Three Books That Surprised Me

It’s been a reading bonanza here this week. I took a chance on three books recommended by different sources, not sure I’d be that into them. How much fun is it when you’re wrong? These books were helpful, entertaining, and made me feel good about God, people & life. Prepare to be surprised :)

First, Finding Church: What If There Really Is Something More? by Wayne Jacobsen.  Jacobsen posits an end to the institutional church. Okay, that’s a bit of an exaggeration, but not much. There’s no way for me to do this wise book justice, but it’s filled with thought-provoking reality checks about how much closer we get to God through relationships rather than organizations and programs.

This dovetails exactly with how Steve & I have been thinking about the overlap between adoption and church planting. For example, research shows that children placed in foster homes learn to respond to people – looking to different relationships for help, wisdom, guidance, etc. – whereas children placed in group homes or other institutionalized settings learn to respond to programs and systems, which is far less effective. This is equally true about faith. The evidence is convincing that we all do better when learning and growth come through relationships rather than programs.
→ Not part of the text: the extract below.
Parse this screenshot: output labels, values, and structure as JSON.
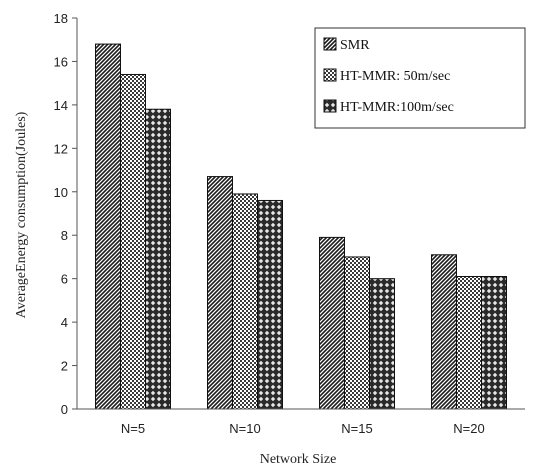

Jacobsen reminded me of the power of deep, Jesus-focused relationships: friendships that happen naturally and grow and develop over time around this one unifying pursuit. Living this way can be chaotic and messy, but is ultimately redemptive because God knows how to sort out our messes.

I’m not convinced that we need to completely abolish meeting weekly as a church, or during the week in groups to pray, consider the Bible, etc. (particularly here in greater Boston – if something isn’t a recurring event, it takes three weeks to find a time to get together with someone). But I love the way he prioritizes relationships over programs. I’d recommend this book to anyone who feels like church has become a second job because you’re there 20+ hours a week doing programs and classes.
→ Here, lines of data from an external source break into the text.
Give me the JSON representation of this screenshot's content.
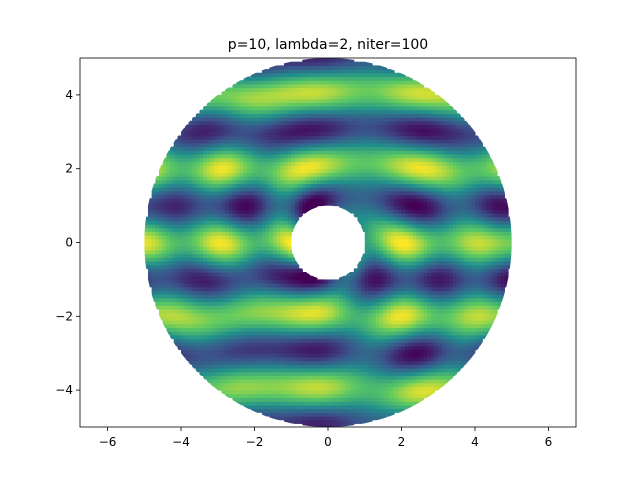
{
  "chart_data": {
    "type": "heatmap",
    "title": "p=10, lambda=2, niter=100",
    "xlabel": "",
    "ylabel": "",
    "xlim": [
      -6.75,
      6.75
    ],
    "ylim": [
      -5,
      5
    ],
    "x_ticks": [
      -6,
      -4,
      -2,
      0,
      2,
      4,
      6
    ],
    "y_ticks": [
      -4,
      -2,
      0,
      2,
      4
    ],
    "x_tick_labels": [
      "−6",
      "−4",
      "−2",
      "0",
      "2",
      "4",
      "6"
    ],
    "y_tick_labels": [
      "−4",
      "−2",
      "0",
      "2",
      "4"
    ],
    "domain": {
      "shape": "annulus",
      "center": [
        0,
        0
      ],
      "inner_radius": 1,
      "outer_radius": 5
    },
    "field": {
      "description_free": true,
      "wavelength": 2,
      "wave_direction": "vertical (standing bands along y)",
      "scatterer_radius": 1
    },
    "colormap": "viridis",
    "colors": {
      "low": "#440154",
      "mid": "#21918c",
      "high": "#fde725"
    },
    "grid": false,
    "legend": "none"
  }
}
Next, Angel In Aisle 3: The True Story of a Mysterious Vagrant, A Convicted Bank Executive, and the Unlikely Friendship That Saved Both Their Lives by Kevin West.  This is a feel-good read. West was under indictment for bank fraud and awaiting trial when he met a seemingly homeless man named Don who wandered into the small grocery store where he was working. Don brought heavy doses of scripture-based encouragement, and a wisdom that surprised West. The story is VERY black and white in terms of West admitting his wrongdoing and taking responsibility for his actions – it’s clearly writing for a conservative Christian audience that might not be very forgiving. Which is sad, in a way, because this is a story about grace showering down over these two men and their families, and grace can handle whatever we throw at it. This is a book to grab if you’re looking for a pick-me-up.
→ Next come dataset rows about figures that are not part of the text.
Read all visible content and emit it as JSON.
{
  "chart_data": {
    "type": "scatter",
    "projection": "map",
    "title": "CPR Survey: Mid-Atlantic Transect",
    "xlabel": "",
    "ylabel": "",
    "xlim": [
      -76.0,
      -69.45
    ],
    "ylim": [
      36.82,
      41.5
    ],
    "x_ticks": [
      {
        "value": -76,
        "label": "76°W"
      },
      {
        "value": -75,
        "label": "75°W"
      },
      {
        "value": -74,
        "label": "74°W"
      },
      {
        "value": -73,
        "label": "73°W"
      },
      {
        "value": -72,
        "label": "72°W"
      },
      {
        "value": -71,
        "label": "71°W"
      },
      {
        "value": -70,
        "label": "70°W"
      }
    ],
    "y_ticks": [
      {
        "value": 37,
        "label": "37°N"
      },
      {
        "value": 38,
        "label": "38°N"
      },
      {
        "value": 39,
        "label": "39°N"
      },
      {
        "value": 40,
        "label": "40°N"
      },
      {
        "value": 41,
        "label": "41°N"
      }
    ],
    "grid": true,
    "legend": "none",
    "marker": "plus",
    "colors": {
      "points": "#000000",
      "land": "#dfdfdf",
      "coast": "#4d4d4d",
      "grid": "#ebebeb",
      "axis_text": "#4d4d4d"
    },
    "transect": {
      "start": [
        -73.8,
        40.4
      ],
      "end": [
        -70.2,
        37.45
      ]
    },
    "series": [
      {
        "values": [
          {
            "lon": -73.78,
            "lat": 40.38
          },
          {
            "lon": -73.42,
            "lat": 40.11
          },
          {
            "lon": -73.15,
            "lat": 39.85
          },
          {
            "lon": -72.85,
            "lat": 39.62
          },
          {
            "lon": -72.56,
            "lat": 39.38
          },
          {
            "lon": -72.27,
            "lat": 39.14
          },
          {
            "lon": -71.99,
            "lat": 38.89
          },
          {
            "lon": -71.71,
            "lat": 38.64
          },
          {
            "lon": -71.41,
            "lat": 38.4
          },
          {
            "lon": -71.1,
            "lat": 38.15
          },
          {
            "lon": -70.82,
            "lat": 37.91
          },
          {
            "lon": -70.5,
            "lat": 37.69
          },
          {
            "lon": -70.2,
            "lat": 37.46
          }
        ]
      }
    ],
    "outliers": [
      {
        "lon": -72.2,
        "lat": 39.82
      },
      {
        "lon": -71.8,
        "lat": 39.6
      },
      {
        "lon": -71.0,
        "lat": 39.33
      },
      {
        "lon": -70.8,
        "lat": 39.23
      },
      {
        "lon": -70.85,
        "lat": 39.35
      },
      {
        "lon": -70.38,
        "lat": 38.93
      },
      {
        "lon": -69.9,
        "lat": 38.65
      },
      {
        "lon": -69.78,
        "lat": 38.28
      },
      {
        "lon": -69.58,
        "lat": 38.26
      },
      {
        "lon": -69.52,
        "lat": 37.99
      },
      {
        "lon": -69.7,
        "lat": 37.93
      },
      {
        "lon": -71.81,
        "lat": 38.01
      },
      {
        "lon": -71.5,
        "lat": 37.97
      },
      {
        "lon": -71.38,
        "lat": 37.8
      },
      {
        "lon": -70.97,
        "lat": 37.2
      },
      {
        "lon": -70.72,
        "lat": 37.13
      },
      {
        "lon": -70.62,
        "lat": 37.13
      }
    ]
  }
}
And finally, the biggest surprise of the bunch, Strong and Kind: And Other Important Character Traits Your Child Needs to Succeed by Korie Robertson. I reviewed one other Duck Dynasty based book and it was terrible. Trite and simplistic and “we’re all fine here.”  This one had way more to offer. It’s a parenting advice book, and I got some good tips here that I put into action right away (I used one – a way to nudge a fibbing child toward honesty – approximately 30 seconds after reading it.) Robertson  has a strong voice, a good use of humor, and thankfully doesn’t delve too heavily into the whole redneck thing that feels like such a facade, especially for her. My favorite part of the book is Robertson’s willingness to parent her children, rather than trying to be their friend. She and her husband (whose essays pop up in various chapters) seem very secure in their role as the adults. That’s a refreshing change, especially as an adoptive parent. My kids don’t need me to fret about their self-esteem or help them identify their emotions. My kids need me to model a functional life where things happen in an orderly way and it’s safe to be a kid because the parents are being grown ups.  The Robertsons just announced that they’re adopting another foster child (this will be their third adoption) so I suspect some of this has influenced their parenting style. I recommend this book for Moms looking for reassurance that you can be loving, tough, and have clear expectations for your childrens’ character.

Disclosure: I received copies of Angel in Aisle 3 and Strong & Kind from their publishers in exchange for an honest review. I purchased my copy of Finding Church.